For ESICs, the new measures broadly provide a non-refundable tax offset for investors and an ability to sell shares CGT free.  These concessions only apply in relation to startup innovation companies, which generally include startup companies that meet the criteria of being “innovative” (as defined), and also have less than $200,000 turnover and $1M of expenses in the prior year.

An entity acquiring newly issued shares in an Australian ESIC may receive a non-refundable carry-forward tax offset of 20% of the value of their investment, subject to a maximum offset cap amount of $200,000, with a total annual investment limit of $50,000 applicable to non-sophisticated investors.
Investors can also disregard capital gains realised on shares in qualifying ESICs that have been held between one and ten years, but investors must disregard any capital losses realised on these shares held for less than ten years.

The tax incentives are designed to promote desired investment in innovative, high-growth potential start-up companies.   

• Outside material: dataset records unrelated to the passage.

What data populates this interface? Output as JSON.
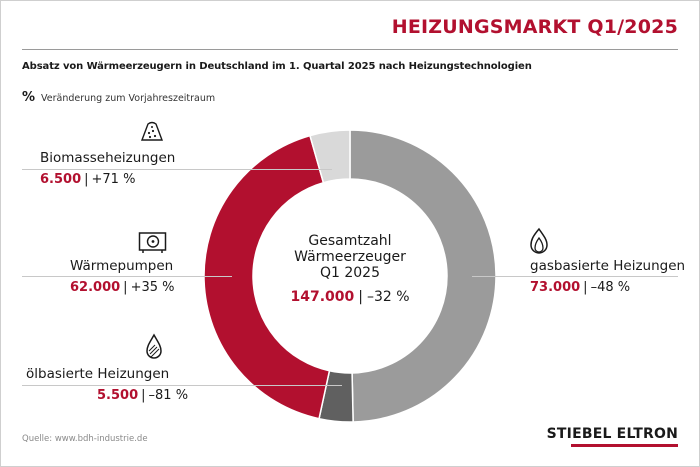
{
  "header": {
    "title": "HEIZUNGSMARKT Q1/2025",
    "subtitle": "Absatz von Wärmeerzeugern in Deutschland im 1. Quartal 2025 nach Heizungstechnologien"
  },
  "legend": {
    "symbol": "%",
    "text": "Veränderung zum Vorjahreszeitraum"
  },
  "chart_data": {
    "type": "pie",
    "title": "HEIZUNGSMARKT Q1/2025",
    "subtitle": "Absatz von Wärmeerzeugern in Deutschland im 1. Quartal 2025 nach Heizungstechnologien",
    "center_label": [
      "Gesamtzahl",
      "Wärmeerzeuger",
      "Q1 2025"
    ],
    "total": {
      "value": 147000,
      "label": "147.000",
      "change": "–32 %"
    },
    "categories": [
      "gasbasierte Heizungen",
      "ölbasierte Heizungen",
      "Wärmepumpen",
      "Biomasseheizungen"
    ],
    "values": [
      73000,
      5500,
      62000,
      6500
    ],
    "slices": [
      {
        "name": "gasbasierte Heizungen",
        "value": 73000,
        "label": "73.000",
        "change": "–48 %",
        "color": "#9b9b9b",
        "icon": "flame-icon"
      },
      {
        "name": "ölbasierte Heizungen",
        "value": 5500,
        "label": "5.500",
        "change": "–81 %",
        "color": "#606060",
        "icon": "oil-drop-icon"
      },
      {
        "name": "Wärmepumpen",
        "value": 62000,
        "label": "62.000",
        "change": "+35 %",
        "color": "#b2102f",
        "icon": "heat-pump-icon"
      },
      {
        "name": "Biomasseheizungen",
        "value": 6500,
        "label": "6.500",
        "change": "+71 %",
        "color": "#d9d9d9",
        "icon": "wood-pile-icon"
      }
    ],
    "donut": true,
    "start_angle": "top (12 o'clock), clockwise",
    "legend_placement": "labels around the ring"
  },
  "footer": {
    "source": "Quelle: www.bdh-industrie.de",
    "brand": "STIEBEL ELTRON"
  },
  "colors": {
    "accent": "#b2102f",
    "gas": "#9b9b9b",
    "oil": "#606060",
    "biomass": "#d9d9d9"
  }
}
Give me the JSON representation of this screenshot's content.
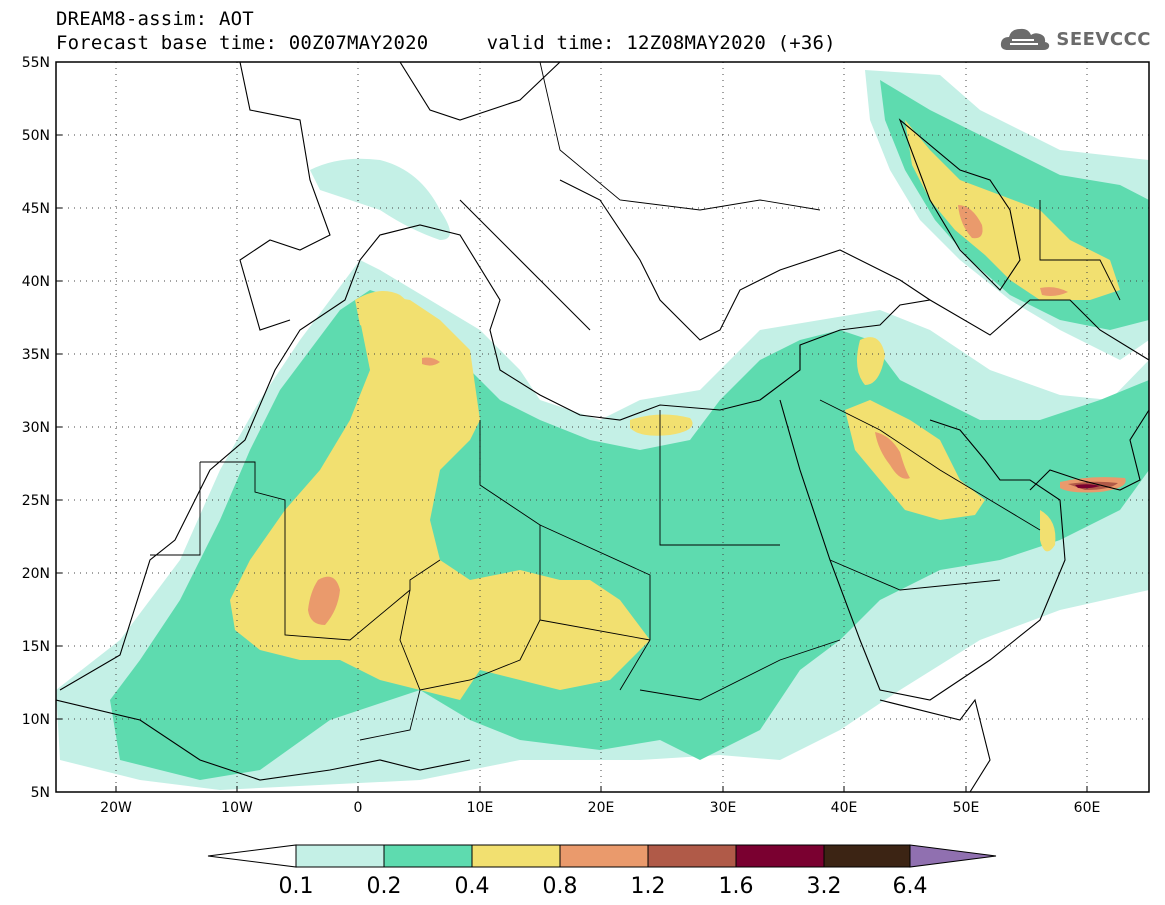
{
  "header": {
    "title": "DREAM8-assim: AOT",
    "base_time_label": "Forecast base time: 00Z07MAY2020",
    "valid_time_label": "valid time: 12Z08MAY2020 (+36)"
  },
  "logo": {
    "text": "SEEVCCC",
    "icon": "cloud-icon",
    "color": "#6b6b6b"
  },
  "map": {
    "lon_range": [
      -25,
      65
    ],
    "lat_range": [
      5,
      55
    ],
    "lat_labels": [
      "55N",
      "50N",
      "45N",
      "40N",
      "35N",
      "30N",
      "25N",
      "20N",
      "15N",
      "10N",
      "5N"
    ],
    "lon_labels": [
      "20W",
      "10W",
      "0",
      "10E",
      "20E",
      "30E",
      "40E",
      "50E",
      "60E"
    ],
    "grid": "dotted"
  },
  "colorbar": {
    "labels": [
      "0.1",
      "0.2",
      "0.4",
      "0.8",
      "1.2",
      "1.6",
      "3.2",
      "6.4"
    ],
    "colors": [
      "#ffffff",
      "#c4f0e6",
      "#5edbaf",
      "#f2e070",
      "#ea9a6c",
      "#b05a48",
      "#7a0030",
      "#3c2414",
      "#9070b0"
    ]
  }
}
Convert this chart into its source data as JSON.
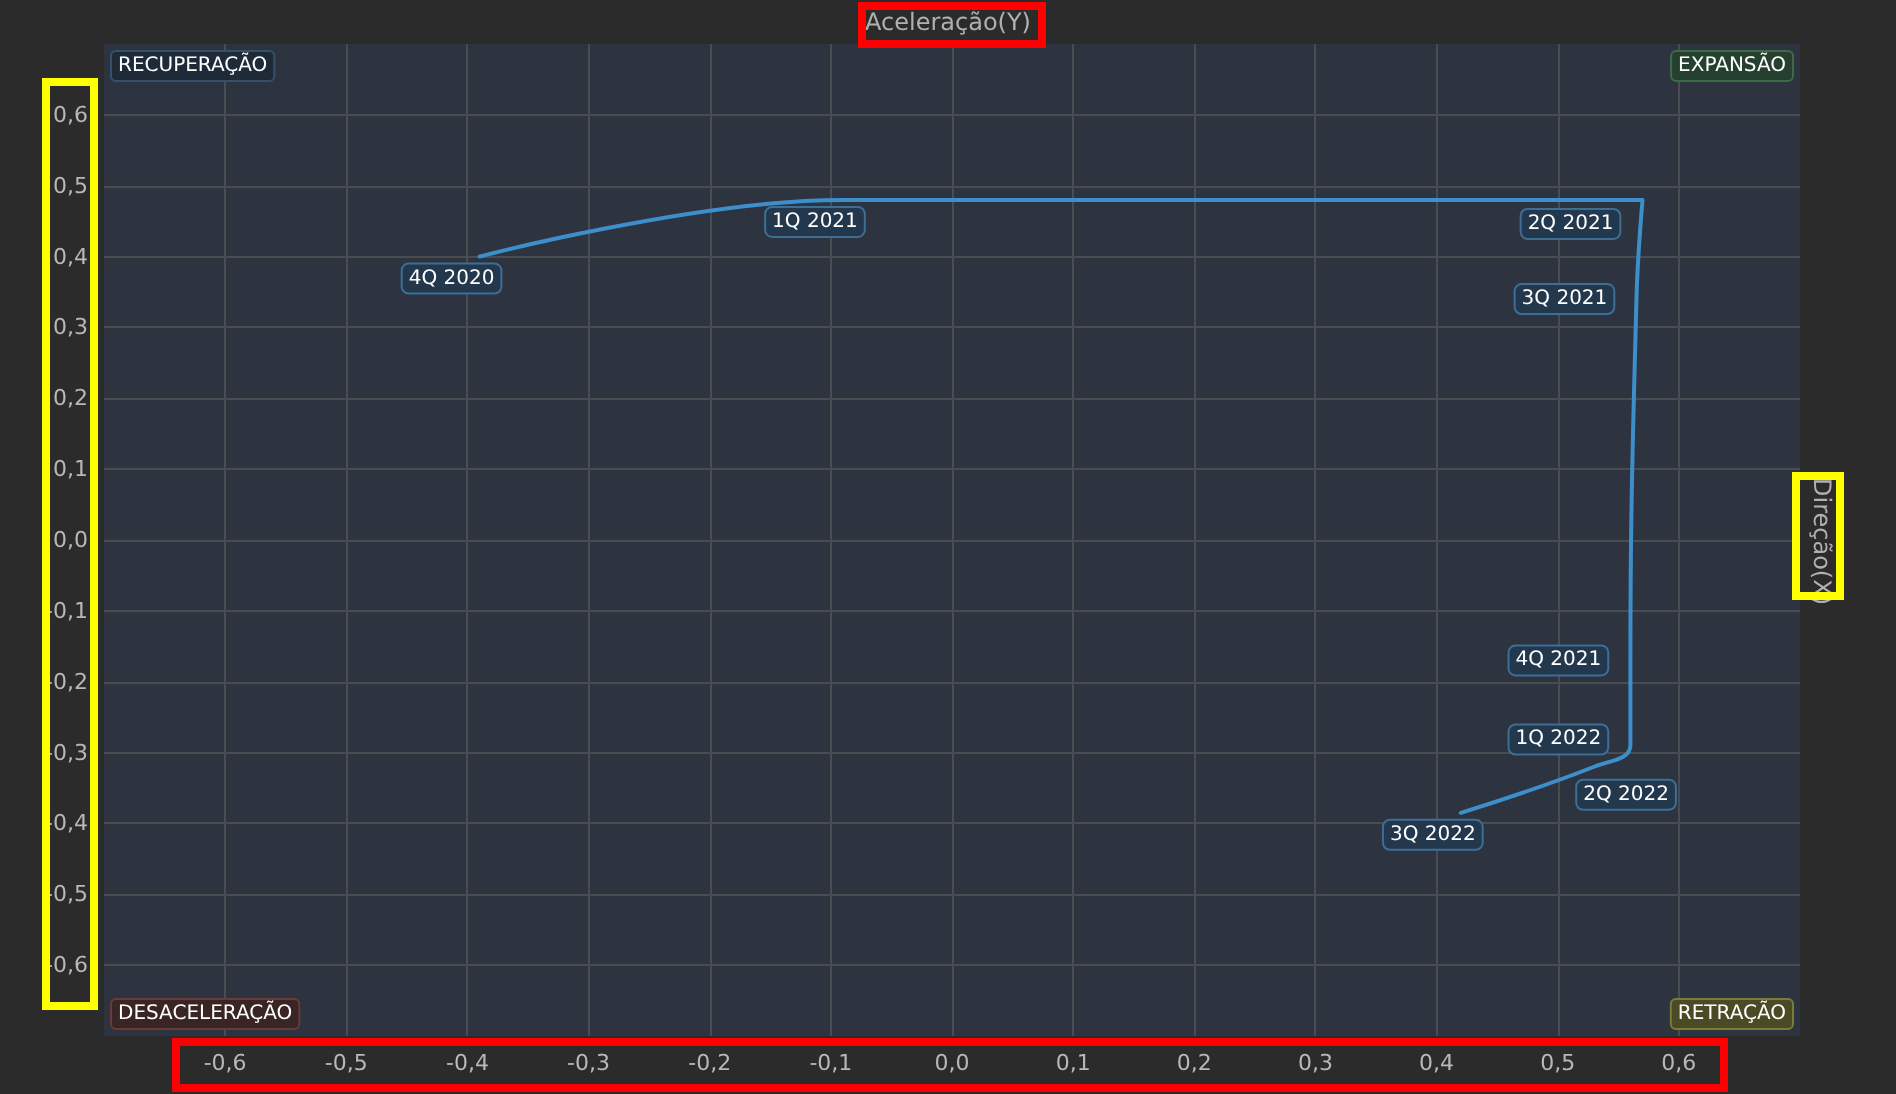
{
  "chart_data": {
    "type": "line",
    "series": [
      {
        "color": "#3d8fcc",
        "x": [
          -0.39,
          -0.09,
          0.57,
          0.565,
          0.56,
          0.56,
          0.53,
          0.42
        ],
        "values": [
          0.4,
          0.48,
          0.48,
          0.34,
          -0.17,
          -0.29,
          -0.32,
          -0.385
        ]
      }
    ],
    "annotations": [
      "RECUPERAÇÃO",
      "EXPANSÃO",
      "DESACELERAÇÃO",
      "RETRAÇÃO",
      "Aceleração(Y)",
      "Direção(X)",
      {
        "text": "4Q 2020",
        "x": -0.39,
        "y": 0.4
      },
      {
        "text": "1Q 2021",
        "x": -0.09,
        "y": 0.48
      },
      {
        "text": "2Q 2021",
        "x": 0.57,
        "y": 0.48
      },
      {
        "text": "3Q 2021",
        "x": 0.565,
        "y": 0.34
      },
      {
        "text": "4Q 2021",
        "x": 0.56,
        "y": -0.17
      },
      {
        "text": "1Q 2022",
        "x": 0.56,
        "y": -0.29
      },
      {
        "text": "2Q 2022",
        "x": 0.53,
        "y": -0.32
      },
      {
        "text": "3Q 2022",
        "x": 0.42,
        "y": -0.385
      }
    ],
    "xlim": [
      -0.7,
      0.7
    ],
    "ylim": [
      -0.7,
      0.7
    ],
    "xticks": [
      {
        "value": -0.6,
        "label": "-0,6"
      },
      {
        "value": -0.5,
        "label": "-0,5"
      },
      {
        "value": -0.4,
        "label": "-0,4"
      },
      {
        "value": -0.3,
        "label": "-0,3"
      },
      {
        "value": -0.2,
        "label": "-0,2"
      },
      {
        "value": -0.1,
        "label": "-0,1"
      },
      {
        "value": 0,
        "label": "0,0"
      },
      {
        "value": 0.1,
        "label": "0,1"
      },
      {
        "value": 0.2,
        "label": "0,2"
      },
      {
        "value": 0.3,
        "label": "0,3"
      },
      {
        "value": 0.4,
        "label": "0,4"
      },
      {
        "value": 0.5,
        "label": "0,5"
      },
      {
        "value": 0.6,
        "label": "0,6"
      }
    ],
    "yticks": [
      {
        "value": -0.6,
        "label": "-0,6"
      },
      {
        "value": -0.5,
        "label": "-0,5"
      },
      {
        "value": -0.4,
        "label": "-0,4"
      },
      {
        "value": -0.3,
        "label": "-0,3"
      },
      {
        "value": -0.2,
        "label": "-0,2"
      },
      {
        "value": -0.1,
        "label": "-0,1"
      },
      {
        "value": 0,
        "label": "0,0"
      },
      {
        "value": 0.1,
        "label": "0,1"
      },
      {
        "value": 0.2,
        "label": "0,2"
      },
      {
        "value": 0.3,
        "label": "0,3"
      },
      {
        "value": 0.4,
        "label": "0,4"
      },
      {
        "value": 0.5,
        "label": "0,5"
      },
      {
        "value": 0.6,
        "label": "0,6"
      }
    ],
    "grid": true,
    "marker": "none",
    "line_style": "solid"
  }
}
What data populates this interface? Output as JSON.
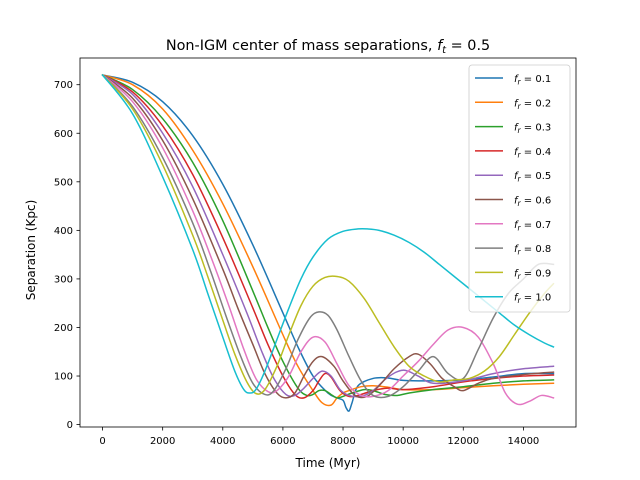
{
  "chart_data": {
    "type": "line",
    "title_prefix": "Non-IGM center of mass separations, ",
    "title_math": "f",
    "title_sub": "t",
    "title_suffix": " = 0.5",
    "xlabel": "Time (Myr)",
    "ylabel": "Separation (Kpc)",
    "xlim": [
      -750,
      15750
    ],
    "ylim": [
      -5,
      755
    ],
    "xticks": [
      0,
      2000,
      4000,
      6000,
      8000,
      10000,
      12000,
      14000
    ],
    "yticks": [
      0,
      100,
      200,
      300,
      400,
      500,
      600,
      700
    ],
    "grid": false,
    "legend_position": "top-right",
    "series": [
      {
        "name": "f_r = 0.1",
        "label_sym": "f",
        "label_sub": "r",
        "label_val": " = 0.1",
        "color": "#1f77b4",
        "x": [
          0,
          1000,
          2000,
          3000,
          4000,
          5000,
          6000,
          6500,
          7000,
          7500,
          7800,
          8000,
          8100,
          8200,
          8300,
          8500,
          9000,
          9500,
          10000,
          11000,
          12000,
          13000,
          14000,
          15000
        ],
        "y": [
          720,
          705,
          665,
          595,
          495,
          370,
          230,
          160,
          100,
          65,
          55,
          50,
          35,
          28,
          45,
          80,
          95,
          96,
          91,
          90,
          92,
          98,
          105,
          105
        ]
      },
      {
        "name": "f_r = 0.2",
        "label_sym": "f",
        "label_sub": "r",
        "label_val": " = 0.2",
        "color": "#ff7f0e",
        "x": [
          0,
          1000,
          2000,
          3000,
          4000,
          5000,
          6000,
          6500,
          7000,
          7300,
          7600,
          7800,
          8000,
          8200,
          8600,
          9000,
          9500,
          10000,
          11000,
          12000,
          13000,
          14000,
          15000
        ],
        "y": [
          720,
          700,
          650,
          565,
          455,
          325,
          185,
          120,
          70,
          45,
          40,
          55,
          65,
          70,
          78,
          80,
          77,
          72,
          72,
          76,
          80,
          83,
          85
        ]
      },
      {
        "name": "f_r = 0.3",
        "label_sym": "f",
        "label_sub": "r",
        "label_val": " = 0.3",
        "color": "#2ca02c",
        "x": [
          0,
          1000,
          2000,
          3000,
          4000,
          5000,
          5500,
          6000,
          6500,
          6800,
          7000,
          7200,
          7400,
          7600,
          7800,
          8000,
          8300,
          8700,
          9000,
          9400,
          9800,
          10200,
          11000,
          12000,
          13000,
          14000,
          15000
        ],
        "y": [
          720,
          690,
          630,
          540,
          420,
          275,
          200,
          130,
          75,
          60,
          62,
          70,
          70,
          62,
          55,
          58,
          65,
          72,
          70,
          62,
          60,
          65,
          72,
          78,
          85,
          90,
          92
        ]
      },
      {
        "name": "f_r = 0.4",
        "label_sym": "f",
        "label_sub": "r",
        "label_val": " = 0.4",
        "color": "#d62728",
        "x": [
          0,
          1000,
          2000,
          3000,
          4000,
          5000,
          5500,
          6000,
          6400,
          6700,
          7000,
          7200,
          7400,
          7600,
          7900,
          8200,
          8500,
          9000,
          9500,
          10000,
          11000,
          12000,
          13000,
          14000,
          15000
        ],
        "y": [
          720,
          685,
          615,
          515,
          385,
          240,
          165,
          100,
          62,
          55,
          70,
          90,
          105,
          98,
          70,
          58,
          60,
          70,
          75,
          72,
          78,
          88,
          95,
          100,
          102
        ]
      },
      {
        "name": "f_r = 0.5",
        "label_sym": "f",
        "label_sub": "r",
        "label_val": " = 0.5",
        "color": "#9467bd",
        "x": [
          0,
          1000,
          2000,
          3000,
          4000,
          4800,
          5300,
          5700,
          6100,
          6400,
          6700,
          7000,
          7300,
          7600,
          7900,
          8200,
          8600,
          9000,
          9500,
          10000,
          10500,
          11000,
          12000,
          13000,
          14000,
          15000
        ],
        "y": [
          720,
          680,
          600,
          490,
          350,
          230,
          150,
          95,
          62,
          60,
          75,
          95,
          110,
          100,
          72,
          60,
          58,
          70,
          98,
          112,
          100,
          85,
          90,
          105,
          115,
          120
        ]
      },
      {
        "name": "f_r = 0.6",
        "label_sym": "f",
        "label_sub": "r",
        "label_val": " = 0.6",
        "color": "#8c564b",
        "x": [
          0,
          1000,
          2000,
          3000,
          4000,
          4500,
          5000,
          5400,
          5800,
          6100,
          6400,
          6700,
          7000,
          7300,
          7700,
          8000,
          8400,
          8800,
          9200,
          9700,
          10200,
          10500,
          10900,
          11300,
          11700,
          12000,
          12500,
          13000,
          14000,
          15000
        ],
        "y": [
          720,
          672,
          585,
          465,
          320,
          240,
          165,
          105,
          65,
          55,
          65,
          100,
          130,
          140,
          120,
          90,
          60,
          58,
          80,
          115,
          140,
          145,
          125,
          95,
          78,
          70,
          85,
          95,
          103,
          108
        ]
      },
      {
        "name": "f_r = 0.7",
        "label_sym": "f",
        "label_sub": "r",
        "label_val": " = 0.7",
        "color": "#e377c2",
        "x": [
          0,
          1000,
          2000,
          3000,
          3700,
          4200,
          4700,
          5100,
          5500,
          5800,
          6200,
          6600,
          7000,
          7400,
          7800,
          8200,
          8600,
          9000,
          9500,
          10000,
          10500,
          11000,
          11500,
          12000,
          12500,
          13000,
          13400,
          13800,
          14200,
          14600,
          15000
        ],
        "y": [
          720,
          665,
          570,
          440,
          330,
          245,
          155,
          95,
          68,
          70,
          100,
          150,
          180,
          170,
          125,
          80,
          60,
          58,
          70,
          100,
          130,
          165,
          195,
          200,
          180,
          125,
          65,
          42,
          48,
          60,
          55
        ]
      },
      {
        "name": "f_r = 0.8",
        "label_sym": "f",
        "label_sub": "r",
        "label_val": " = 0.8",
        "color": "#7f7f7f",
        "x": [
          0,
          1000,
          2000,
          3000,
          3600,
          4100,
          4600,
          5000,
          5400,
          5700,
          6100,
          6500,
          6900,
          7200,
          7500,
          7800,
          8200,
          8600,
          9000,
          9500,
          10000,
          10500,
          11000,
          11500,
          12000,
          12500,
          13000,
          13500,
          14000,
          14500,
          15000
        ],
        "y": [
          720,
          655,
          550,
          415,
          315,
          225,
          140,
          85,
          62,
          70,
          115,
          175,
          220,
          232,
          225,
          195,
          140,
          90,
          60,
          58,
          78,
          110,
          140,
          105,
          95,
          155,
          220,
          270,
          300,
          330,
          330
        ]
      },
      {
        "name": "f_r = 0.9",
        "label_sym": "f",
        "label_sub": "r",
        "label_val": " = 0.9",
        "color": "#bcbd22",
        "x": [
          0,
          1000,
          2000,
          3000,
          3500,
          4000,
          4400,
          4800,
          5100,
          5400,
          5800,
          6200,
          6600,
          7000,
          7400,
          7800,
          8200,
          8700,
          9200,
          9700,
          10200,
          10700,
          11200,
          11700,
          12200,
          12700,
          13200,
          13700,
          14200,
          14700,
          15000
        ],
        "y": [
          720,
          650,
          535,
          390,
          305,
          215,
          145,
          88,
          64,
          72,
          120,
          185,
          245,
          285,
          303,
          305,
          295,
          260,
          210,
          160,
          120,
          100,
          88,
          92,
          95,
          110,
          140,
          185,
          230,
          270,
          290
        ]
      },
      {
        "name": "f_r = 1.0",
        "label_sym": "f",
        "label_sub": "r",
        "label_val": " = 1.0",
        "color": "#17becf",
        "x": [
          0,
          1000,
          2000,
          3000,
          3500,
          4000,
          4400,
          4700,
          4900,
          5100,
          5400,
          5800,
          6200,
          6600,
          7000,
          7500,
          8000,
          8500,
          8800,
          9200,
          9700,
          10200,
          10700,
          11200,
          11700,
          12200,
          12700,
          13200,
          13700,
          14200,
          14700,
          15000
        ],
        "y": [
          720,
          640,
          510,
          360,
          270,
          180,
          110,
          72,
          65,
          72,
          110,
          175,
          240,
          300,
          345,
          382,
          398,
          403,
          403,
          400,
          390,
          375,
          355,
          330,
          305,
          280,
          255,
          230,
          205,
          185,
          168,
          160
        ]
      }
    ]
  }
}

With regards to ESVCLPs, a number of modifications have been introduced to make the new measures even more attractive for investors. The Bill will:

  • Introduce a non-refundable carry-forward tax offset for limited partners in ESVCLPs equal to up to 10% of contributions made by the partner in the ESVCLP during an income year
  • Increase the maximum fund size for ESVCLPs from $100 million to $200 million
  • Remove the requirement that an ESVCLP divest an investment in an entity once the value of the entity’s assets exceeds $250 million, but restricting tax concessions for such investments
  • Allow entities in which a ESVCLP, Venture Capital Limited Partnership (VCLP) or an Australian venture capital fund of funds has invested (the investee entity) to invest in other entities, provided that the investee entity that controls the other entity broadly satisfies the requirements to be an eligible venture capital investment
  • Allow an MIT to invest in an ESVCLP without breaching the public trading trust provisions, and allowing the capital account election to apply to the MIT
  • Address an anomaly in the current law so that tax free gains distributed to investors that are unit trusts are not otherwise taxed under CGT event E4

Pitcher Partners welcomes the proposed new measures, which will make starting and maintaining viable and competitive businesses in the emerging innovation and technology markets much easier for budding entrepreneurs.